Capturing physical architectural models.
Architecture as a profession has its core embedded in physical models as they convey much more than just drawings. The real-time perception of space and how it is supposed to feel before the project is built comes from intricate and detailed physical models. Capturing images of these models is thus crucial in understanding what a particular space has to offer and is also a unique way to convince clients and users of a project. Architectural photography here lends itself to ensuring a clear difference between a doll house and an architectural model. Through appropriate lighting, materials, craftsmanship, post-production, and subtle hints of realism, realistic architectural photography of physical models can be an effective alternative to renders. Maxime Delvaux’s photographs of physical models, especially of students, are some of the best examples of this where particular details of a room or a building are focused and emphasized. Physical models are making a much-needed comeback in the world of architecture thus starting a new trend in representation and architectural imagery.
Drones and 360-degree images.
Drone photography in general is popular in the present day. Drones offer new perspectives to architectural photography that is not possible in normal circumstances. From bird’s eye axonometric views to top view perspectives, there are infinite possible images that can be generated. With the accessibility to drones increasing every day, a new form of architectural imagery is in the offing. In a similar light, 360-degree photographs allow an individual to experience spaces as if they were in them making for an immersive experience.
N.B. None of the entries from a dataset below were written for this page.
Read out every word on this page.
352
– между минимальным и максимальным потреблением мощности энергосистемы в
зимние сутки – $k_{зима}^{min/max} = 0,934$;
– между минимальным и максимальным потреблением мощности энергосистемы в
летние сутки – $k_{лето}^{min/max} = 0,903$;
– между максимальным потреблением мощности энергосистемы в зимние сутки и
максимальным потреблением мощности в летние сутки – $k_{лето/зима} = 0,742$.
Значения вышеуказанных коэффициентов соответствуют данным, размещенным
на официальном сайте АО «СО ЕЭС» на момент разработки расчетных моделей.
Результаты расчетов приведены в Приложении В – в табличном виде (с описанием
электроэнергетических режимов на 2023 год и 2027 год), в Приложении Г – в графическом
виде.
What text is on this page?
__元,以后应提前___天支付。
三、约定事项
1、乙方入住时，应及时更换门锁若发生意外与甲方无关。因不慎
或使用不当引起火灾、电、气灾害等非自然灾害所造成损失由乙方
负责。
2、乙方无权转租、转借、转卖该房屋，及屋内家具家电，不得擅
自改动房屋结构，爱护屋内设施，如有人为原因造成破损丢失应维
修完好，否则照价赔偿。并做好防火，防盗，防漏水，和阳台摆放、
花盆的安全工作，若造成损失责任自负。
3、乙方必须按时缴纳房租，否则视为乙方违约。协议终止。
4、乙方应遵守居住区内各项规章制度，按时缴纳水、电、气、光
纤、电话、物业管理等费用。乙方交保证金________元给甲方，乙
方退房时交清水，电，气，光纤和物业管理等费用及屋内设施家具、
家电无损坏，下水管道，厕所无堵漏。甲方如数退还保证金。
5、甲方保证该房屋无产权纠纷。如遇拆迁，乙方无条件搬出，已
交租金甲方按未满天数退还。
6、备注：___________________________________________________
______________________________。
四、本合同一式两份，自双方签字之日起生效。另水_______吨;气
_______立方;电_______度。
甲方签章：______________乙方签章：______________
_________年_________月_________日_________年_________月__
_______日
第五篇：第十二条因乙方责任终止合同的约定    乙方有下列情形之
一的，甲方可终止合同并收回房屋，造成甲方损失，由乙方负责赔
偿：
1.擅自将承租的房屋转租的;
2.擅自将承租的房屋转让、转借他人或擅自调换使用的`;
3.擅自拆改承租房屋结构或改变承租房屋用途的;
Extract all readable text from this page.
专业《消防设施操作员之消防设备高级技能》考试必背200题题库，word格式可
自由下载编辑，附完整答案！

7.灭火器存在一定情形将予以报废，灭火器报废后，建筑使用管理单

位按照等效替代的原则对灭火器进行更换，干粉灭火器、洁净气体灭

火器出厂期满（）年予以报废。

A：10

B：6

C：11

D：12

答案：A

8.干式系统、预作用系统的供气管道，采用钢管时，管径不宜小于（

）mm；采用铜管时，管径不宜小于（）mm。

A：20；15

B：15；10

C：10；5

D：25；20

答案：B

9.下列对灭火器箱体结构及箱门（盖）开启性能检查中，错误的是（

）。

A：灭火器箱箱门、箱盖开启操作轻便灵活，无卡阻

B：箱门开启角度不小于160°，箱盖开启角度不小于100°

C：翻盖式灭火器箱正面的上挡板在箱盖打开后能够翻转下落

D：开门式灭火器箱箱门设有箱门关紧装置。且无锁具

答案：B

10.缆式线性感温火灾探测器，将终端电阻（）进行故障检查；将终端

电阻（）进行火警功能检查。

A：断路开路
Pairing a 360-degree image with virtual reality headsets is the closest thing to experiencing a space without being there. Fusing these 360-degree photographs with manipulative simulations effectively convinces clients of a particular project and makes it more comprehensible for its user groups.
Architectural photography has evolved symbiotically alongside the evolution of technology and is continuing to do so. The idea of imagery has undergone several different iterations and styles through the years, branching into pathways that allow photographers to go into and utilize to create their styles. Good architectural photography is now essential for any practice to showcase their creations and to make their portfolios attract the right clients. Architectural photography is highly subjective with differing opinions making each photograph unique with varying stories and perceptions associated with it.